Pour conforter cette transmission, Esdras ne s’est pas
contenté de condamner les mariages mixtes, il a créé une
assemblée de sage dont sans doute les 3 prophètes Aggée,
Zacharie et Malachie faisaient partie. Cette assemblée avec
le temps sera institutionnalisée, ce sera le Sanhédrin.
Un autre personnage, Néhémie, joua aussi un grand rôle dans
l’établissement du judaïsme à Jérusalem. Petit fils d’émigré
de Jérusalem, il tient un poste politique très important : en
tant que grand échanson à Suze il côtoie quotidiennement
l’empereur Perse. Alerté par ses congénères des difficultés
rencontrés dans leur établissement à Jérusalem, conscient du
découragement qui les menace, il décide avec l’appui de
l’empereur Artaxerxès de faire un voyage à Jérusalem pour
prendre des mesures politiques et instaurer une dynamique. At-il croisé Esdras ? Le chapitre 8 du livre de Néhémie le
laisse entendre, mais il semble bien qu’il y eu une sorte de
chassé-croisé entre ces deux personnages qui ont fait chacun
des aller et retour entre Babylone et Jérusalem. Certains
auteurs pensent que Néhémie est antérieur à Esdras. Ce qui est
certain c’est que Néhémie fut davantage un organisateur et
Esdras plus un religieux et comme tel Esdras gardera une
beaucoup plus grande place dans la tradition juive qui a vu en
lui l’homme qui a reçu la Torah et en fait un homme presque de
la stature de Moïse.
A partir de là, la religion juive a vécu un essor considérable
avec un développement important sur le plan cultuel (création
d’une liturgie très riche), intellectuel (création du Talmud,
édition des livres de Daniel, Esther, Ezéchiel,… fixation du
canon de la Bible hébraïque) et spirituel (émergence de
groupes très pieux, les ancêtres des Hassidim). Cet essor
s’accompagnera de l’émergence de courants très diversifiés qui
s’opposeront parfois violemment entre eux. Par exemple les
rabbins ( qui donneront un peu plus tard les Pharisiens)
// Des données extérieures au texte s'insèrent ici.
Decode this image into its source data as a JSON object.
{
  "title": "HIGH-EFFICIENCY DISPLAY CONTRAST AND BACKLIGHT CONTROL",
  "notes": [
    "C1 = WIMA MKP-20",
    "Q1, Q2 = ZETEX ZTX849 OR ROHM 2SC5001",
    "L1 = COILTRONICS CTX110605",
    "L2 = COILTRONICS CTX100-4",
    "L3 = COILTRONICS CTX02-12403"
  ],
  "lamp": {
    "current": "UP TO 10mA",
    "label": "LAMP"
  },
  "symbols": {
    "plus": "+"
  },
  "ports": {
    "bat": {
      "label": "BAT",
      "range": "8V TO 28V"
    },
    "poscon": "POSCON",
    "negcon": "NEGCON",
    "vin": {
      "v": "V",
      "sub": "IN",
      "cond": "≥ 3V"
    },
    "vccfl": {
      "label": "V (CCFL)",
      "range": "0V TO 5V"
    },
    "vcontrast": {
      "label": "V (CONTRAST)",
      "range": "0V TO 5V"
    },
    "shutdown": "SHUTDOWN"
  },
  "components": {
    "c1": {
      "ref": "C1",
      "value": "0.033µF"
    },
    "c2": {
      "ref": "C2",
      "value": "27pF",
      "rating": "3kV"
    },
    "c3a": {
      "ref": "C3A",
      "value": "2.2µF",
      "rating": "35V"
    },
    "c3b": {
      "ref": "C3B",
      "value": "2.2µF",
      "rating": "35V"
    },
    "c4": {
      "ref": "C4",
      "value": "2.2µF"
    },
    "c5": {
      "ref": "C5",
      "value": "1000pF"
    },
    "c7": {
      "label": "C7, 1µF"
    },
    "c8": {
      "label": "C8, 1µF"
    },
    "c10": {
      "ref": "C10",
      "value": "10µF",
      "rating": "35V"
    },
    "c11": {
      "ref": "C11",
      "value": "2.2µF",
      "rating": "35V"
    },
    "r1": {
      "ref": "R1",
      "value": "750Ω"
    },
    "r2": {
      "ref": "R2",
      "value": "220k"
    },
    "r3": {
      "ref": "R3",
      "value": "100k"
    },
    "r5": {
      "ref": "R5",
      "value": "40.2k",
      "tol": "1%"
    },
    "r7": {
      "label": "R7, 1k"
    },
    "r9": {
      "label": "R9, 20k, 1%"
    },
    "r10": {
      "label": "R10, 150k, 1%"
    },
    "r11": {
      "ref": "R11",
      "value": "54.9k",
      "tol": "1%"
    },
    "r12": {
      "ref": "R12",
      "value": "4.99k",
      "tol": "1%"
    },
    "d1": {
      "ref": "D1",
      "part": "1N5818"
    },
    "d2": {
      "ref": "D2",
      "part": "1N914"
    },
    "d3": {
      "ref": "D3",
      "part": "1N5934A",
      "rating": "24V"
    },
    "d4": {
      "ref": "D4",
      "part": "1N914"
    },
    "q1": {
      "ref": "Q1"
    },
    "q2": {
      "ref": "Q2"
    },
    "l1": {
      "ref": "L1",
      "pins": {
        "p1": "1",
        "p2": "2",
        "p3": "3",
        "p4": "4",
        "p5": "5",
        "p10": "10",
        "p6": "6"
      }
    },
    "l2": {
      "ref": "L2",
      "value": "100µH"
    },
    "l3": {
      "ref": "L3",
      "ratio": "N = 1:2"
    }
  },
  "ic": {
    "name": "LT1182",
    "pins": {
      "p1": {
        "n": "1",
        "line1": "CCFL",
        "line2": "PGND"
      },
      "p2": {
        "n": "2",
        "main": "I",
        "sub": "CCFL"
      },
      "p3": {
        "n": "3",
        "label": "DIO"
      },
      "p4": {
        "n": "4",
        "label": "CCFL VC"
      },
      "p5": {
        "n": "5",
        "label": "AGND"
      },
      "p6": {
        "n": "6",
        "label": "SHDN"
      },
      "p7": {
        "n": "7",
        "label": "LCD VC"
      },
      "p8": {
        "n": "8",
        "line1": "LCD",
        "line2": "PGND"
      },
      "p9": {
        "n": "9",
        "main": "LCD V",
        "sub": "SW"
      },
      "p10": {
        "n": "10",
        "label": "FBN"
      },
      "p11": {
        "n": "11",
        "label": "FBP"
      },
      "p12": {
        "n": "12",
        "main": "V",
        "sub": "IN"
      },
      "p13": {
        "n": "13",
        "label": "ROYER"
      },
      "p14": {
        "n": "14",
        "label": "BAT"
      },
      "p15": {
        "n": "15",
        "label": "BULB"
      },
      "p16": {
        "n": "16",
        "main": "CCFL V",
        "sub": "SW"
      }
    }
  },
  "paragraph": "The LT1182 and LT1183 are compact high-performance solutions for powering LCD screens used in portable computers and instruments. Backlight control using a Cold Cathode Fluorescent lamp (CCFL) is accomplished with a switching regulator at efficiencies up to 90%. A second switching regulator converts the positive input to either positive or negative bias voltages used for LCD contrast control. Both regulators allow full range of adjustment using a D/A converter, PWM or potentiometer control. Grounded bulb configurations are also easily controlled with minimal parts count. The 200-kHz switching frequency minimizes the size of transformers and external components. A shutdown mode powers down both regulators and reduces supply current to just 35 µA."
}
attachent beaucoup d’importances aux commentaires des textes
(Talmud) en incluant toute la tradition orale (Midrash Aggada)
alors que les prêtres (qui donneront un peu plus tard les
Sadducéens) veulent s’en tenir au sens stricte de la Torah et
de la Torah seule (Midrash Halakha). Ces dissensions n’iront
pas jusqu’à provoquer un schisme (du moins jusqu’à
l’avènement du christianisme).
L’Hellénisation du judaïsme
En 333 av. J.C., Alexandre le Grand s’empare de la Palestine
et donc de Jérusalem, avant de s’emparer du trône de Darius
III à Babylone en 331. Pour les juifs, cette arrivée
d’Alexandre est plutôt perçue comme une libération car sous
Darius III, ils subirent de fréquentes persécutions (Cf le
livre d’Esther). Alexandre se montra très ouvert par rapport
au peuple juif dont il autorisera le culte dans le temple de
Jérusalem.
Dix ans plus tard en 323, Alexandre meurt à Babylone et son
royaume est partagé entre ses généraux pour former les
différents royaumes et dynasties de la période hellénistique :
aux Lagides (Ptolémée) l’Egypte, aux Séleucides, la Syrie et
la Babylonie.
La Palestine est alors rattachée aux Lagides, sous lesquels
les juifs garderont une assez grande liberté religieuse; c’est
à cette époque (~ 250) que la Bible fût traduite en Grec (la
Septante) à Alexandrie.
Mais en 200, les rivalités entre
Lagides et Séleucides vont entrainer la victoire du Séleucide
Antiochus III sur Ptolémée V et la Palestine va passer sous
domination Séleucide. Le rôle politique trouble des grands
prêtres de Jérusalem dans la rivalité entre Lagides et
Séleucides va précipiter l’hostilité des occupants à l’égard
de ce peuple rebelle et insoumis.
La situation était déjà très tendue quand en 167 un décret
d’Antiochus IV Epiphane imposant le culte de Zeus dans le
Temple de Jérusalem, va mettre le feu aux poudres, provoquant
une révolte du peuple juif. Cette révolte ( Cf les Livres I et
II des Macchabées) est emmenée par un certain Matthatias dont
un aïeul s’appelait Hasmonée. C’est dans ces circonstances
dramatiques que l’on voit apparaître pour la première fois la
notion de martyr. Son fils Judas reprendra par les armes le
contrôle de Jérusalem et purifiera le Temple. Judas meurt en
160, mais ses frères reprendront la lutte jusqu’à la
déclaration d’indépendance en 142 puis la création d’une
dynastie royale les Hasmonéens avec Jean Hyrcan en 134. Cette
dynastie des Hasmonéens, soutenue par les Sadducéens, c’est-àdire par le courant religieux institutionnel des grands
prêtres, en engrangeant
un certain nombre de succès
militaires qui leur permettent d’occuper des territoires audelà même de l’ancien territoire de Judas, va prendre un
caractère de plus en plus politique et , de ce fait, se
heurter à des oppositions de plus en plus marquée de la part
des hommes pieux, les scribes et les rabbins. Pour ce courant
que l’on appellera à cette époque « les pharisiens », la lutte
armée pour la conquête du territoire est choquante, elle est
contraire à la Loi, c’est Yhwh qui donne la terre, elle n’est
pas à conquérir, et par ailleurs eux ils attendent un Messie,
descendant de David (ce qui n’était pas le cas des Hasmonéens)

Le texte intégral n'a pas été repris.